Here is what you do:
-When you get your plant home from the store, place it (pot and all) into a larger pot filled with gravel. Be sure the bigger pot has a hole at the bottom for drainage. You can place all of this on a plant saucer to catch water.
-Water your rosemary (at the base of the plant) every day or every other day. It doesn’t need much, perhaps half a cup. Let the water run right through the plant and out into the saucer (be sure to empty the saucer). I just put my plants in the sink every morning and water them that way, letting all the water go down the drain.
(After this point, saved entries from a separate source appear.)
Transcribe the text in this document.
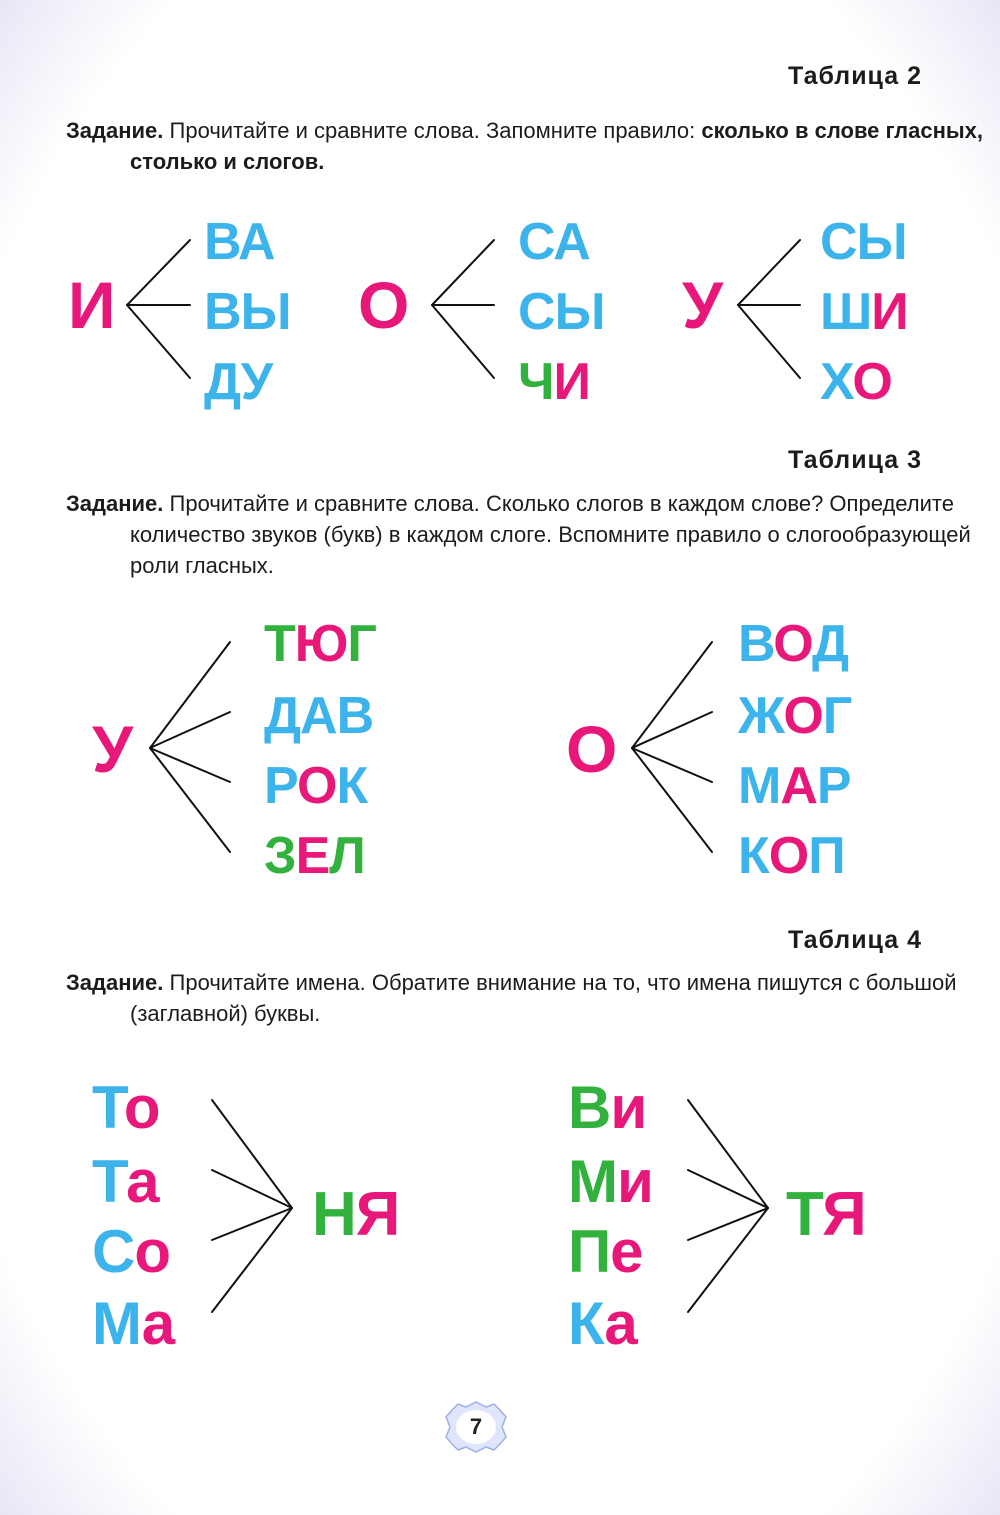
Таблица 2
Задание. Прочитайте и сравните слова. Запомните правило: сколько в слове гласных, столько и слогов.
И	О	У
ВА
ВЫ
ДУ
СА
СЫ
ЧИ
СЫ
ШИ
ХО
Таблица 3
Задание. Прочитайте и сравните слова. Сколько слогов в каждом слове? Определите количество звуков (букв) в каждом слоге. Вспомните правило о слогообразующей роли гласных.
У	О
ТЮГ
ДАВ
РОК
ЗЕЛ
ВОД
ЖОГ
МАР
КОП
Таблица 4
Задание. Прочитайте имена. Обратите внимание на то, что имена пишутся с большой (заглавной) буквы.
То
Та
Со
Ма
НЯ
Ви
Ми
Пе
Ка
ТЯ
7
Then I put them back in place with something under them to catch more water.
-Every once in while, give the rosemary a “bath,”gently rinsing off any dead leaves and other debris (but not the soil!) that tend to build up around the base of the plant. You can let it soak for a little while, and then drain very well.
-Like most plants, rosemary likes humidity, so you can take the plant to the shower with you. Just don’t stick it in there! Once a week or every few weeks, put it on a bathroom counter, close the door, and take a long, steamy shower. Your plant will love you and you’ll feel pretty good, too!
-If all else fails, start from scratch next spring by purchasing a small rosemary plant at a nursery, or even at Walmart. Plant it, pot and all in a sunny, well-drained location and make sure it gets plenty of water. I did this with one, and my rosemary grew beautifully. Make sure that there is plenty of room in the pot, and mix the potting soil with sand or vermiculite- anything to keep it draining well. Before the first frost, bring in your rosemary. You can then shape it into a tree, and enjoy the “trimmings” on your Thanksgiving or Christmas turkey.

Decorating a Rosemary Christmas Tree
You can use any mini ornaments and lights, as long as they don’t weigh much. Rosemary branches are pretty tender. I saw a very cute idea done on a mini tree that would work well for rosemary. You spray-paint pasta bows red, then hot-glue string or twist ties onto the back and attach to the tree. You could even make a star out of gold gift wrap and light cardboard (like cereal-box cardboard) to put at the top.

Now that my rosemary trees are looking so much better, I’m going to deck them out. Good luck, and enjoy your culinary Christmas tree!